Neural networks have learned to play video games like Dota 2 via reinforcement learning by playing for the equivalent of thousands of years (compressed into far less time). In new work, an automated player learned not by playing for millennia but by watching a few days’ worth of recorded gameplay.
What’s new: Tim Pearce and Jun Zhu at Cambridge University trained an autonomous agent via supervised learning to play the first-person shooter Counter Strike: Global Offensive (CS:GO) by analyzing pixels. The model reached an intermediate level of skill. Check out a video presentation here.

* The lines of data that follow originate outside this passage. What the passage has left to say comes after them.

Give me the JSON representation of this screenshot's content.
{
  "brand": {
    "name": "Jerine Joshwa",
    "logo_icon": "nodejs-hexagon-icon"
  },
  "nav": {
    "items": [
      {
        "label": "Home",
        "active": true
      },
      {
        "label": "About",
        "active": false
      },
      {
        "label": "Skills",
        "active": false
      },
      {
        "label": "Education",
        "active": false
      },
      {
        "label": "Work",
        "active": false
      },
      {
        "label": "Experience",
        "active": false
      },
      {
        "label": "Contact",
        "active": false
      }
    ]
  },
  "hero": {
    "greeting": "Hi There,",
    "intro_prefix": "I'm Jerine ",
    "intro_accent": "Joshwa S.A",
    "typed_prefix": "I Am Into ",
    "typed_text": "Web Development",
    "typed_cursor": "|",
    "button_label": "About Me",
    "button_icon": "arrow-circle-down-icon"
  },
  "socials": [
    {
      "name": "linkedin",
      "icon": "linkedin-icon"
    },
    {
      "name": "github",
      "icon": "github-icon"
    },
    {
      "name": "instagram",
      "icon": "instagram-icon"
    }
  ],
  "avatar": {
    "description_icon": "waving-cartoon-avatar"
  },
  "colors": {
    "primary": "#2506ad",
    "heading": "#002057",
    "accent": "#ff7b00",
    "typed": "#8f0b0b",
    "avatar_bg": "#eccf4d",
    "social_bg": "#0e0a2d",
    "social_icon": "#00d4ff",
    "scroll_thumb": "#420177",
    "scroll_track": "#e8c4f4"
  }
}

Key insight: Reinforcement learning can be used to teach neural networks to play games that include a programming interface, which enables the model to explore all possible game states because gameplay proceeds much faster than real time. CS:GO lacks such an interface. An alternative is to learn from expert demonstrations, a technique known as behavioral cloning. Where such demonstrations are hard to collect, publicly broadcast matches can stand in.
How it works: The system generated a representation of each video frame using a convolutional neural network and combined multiple representations using a convolutional LSTM. A linear layer decided what action to take per frame.
- The authors pretrained the system on 70 hours (4 million frames) of broadcast matches that pitted one team against another. They used handcrafted rules to label the frames with a player’s action: moving forward or backward, shooting, reloading, or changing the field of view.
- They fine-tuned the system on four hours (200,000 frames) of gameplay by a player who ranked in the Top 10 percent worldwide. They labeled this data using mouse and keyboard input to label the player’s action.
- During training, the system learned to minimize the difference between the predicted and recorded actions.
- At inference, the system chose how to move its onscreen character (for example, forward) and where to move the mouse cursor (which controls what the character can see) according to the model’s highest-probability prediction. It executed actions like shooting or reloading if the action’s probability was greater than a randomly generated number.
Results: Pitted against the game’s built-in medium-difficulty agent, which takes advantage of information that humans don’t have access to (such as the positions of all players), the author’s system came out on top. It achieved 2.67 kills per minute and 1.25 kills per death, compared to the built-in agent’s 1.97 kills per minute and 1.00 kills per death. Against human players in the top 10 percent, it didn’t fare so well. It achieved 0.5 kills per minute and 0.26 kills per death compared to the human average of 4.27 kills per minute and 2.34 kills per death
Why it matters: Behavioral cloning is a viable alternative to reinforcement learning — within the limits of available expert demonstrations. The authors’ system even learned the classic gamer swagger of jumping and spinning while it reloaded.
We’re thinking: We’re in the mood for a nonviolent round of Splatoon.